Facebook für ALLE am Arbeitsplatz – ja/nein?

Die Bedeutung von Social Media Plattformen nimmt weiter zu und die Grenzen zwischen privater und geschäftlicher Nutzung sind fliessend. Ein Unternehmen, was keine eigene Fanpage auf facebook hat, wird schon fast als altmodisch verpöhnt. Der Bedarf an Funktionen innerhalb von facebook für Unternehmens-Fanpages wird immer anspruchsvoller und reicht schon heute von Multi-Sprachfunktionen bis hin zu dem Wunsch nach E-Commerce auf der Fanpage selbst.

Entspricht dieser Anspruch dem Prinzip von Social Media Networking?

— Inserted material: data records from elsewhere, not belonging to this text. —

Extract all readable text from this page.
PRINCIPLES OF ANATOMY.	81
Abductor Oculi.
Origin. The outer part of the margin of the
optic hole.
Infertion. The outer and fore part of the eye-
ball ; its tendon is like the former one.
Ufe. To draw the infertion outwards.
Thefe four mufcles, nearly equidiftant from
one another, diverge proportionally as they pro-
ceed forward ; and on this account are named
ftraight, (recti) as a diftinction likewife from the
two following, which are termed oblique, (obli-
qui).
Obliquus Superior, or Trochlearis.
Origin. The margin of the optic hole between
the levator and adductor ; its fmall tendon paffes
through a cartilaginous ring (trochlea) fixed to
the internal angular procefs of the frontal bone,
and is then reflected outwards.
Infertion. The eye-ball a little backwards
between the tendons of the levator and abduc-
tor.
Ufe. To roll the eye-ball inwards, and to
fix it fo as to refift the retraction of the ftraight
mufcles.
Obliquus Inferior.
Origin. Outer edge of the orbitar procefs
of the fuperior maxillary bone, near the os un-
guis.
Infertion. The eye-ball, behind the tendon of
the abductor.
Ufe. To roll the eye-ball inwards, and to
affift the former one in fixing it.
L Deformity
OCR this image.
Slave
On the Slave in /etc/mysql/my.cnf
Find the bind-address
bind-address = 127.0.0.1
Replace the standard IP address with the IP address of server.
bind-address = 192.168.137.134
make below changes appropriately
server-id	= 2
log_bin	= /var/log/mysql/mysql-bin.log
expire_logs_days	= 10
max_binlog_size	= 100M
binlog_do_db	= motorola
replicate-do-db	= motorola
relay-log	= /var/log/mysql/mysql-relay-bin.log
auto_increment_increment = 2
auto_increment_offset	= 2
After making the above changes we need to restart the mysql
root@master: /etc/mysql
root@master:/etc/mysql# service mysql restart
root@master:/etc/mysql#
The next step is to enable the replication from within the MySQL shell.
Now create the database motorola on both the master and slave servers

Oder ist es die Weiterentwicklung von Social Media Networking? Sicherlich kann man sagen, Social Media hat einen gewissen Stellenwert in der Unternehmenskommunikation erhalten – intern wie extern. Somit stellt sich die Frage, ob die bislang gängigen Restriktionen bzgl. Social Media Plattformen am Arbeitsplatz überhaupt noch zeitgemäss sind. Fast jeder besitzt ein Smartphone, mit dem der Zugriff auf Social Media Plattformen zu jedem Zeitpunkt gewährleistet ist. Warum dann also Restriktionen?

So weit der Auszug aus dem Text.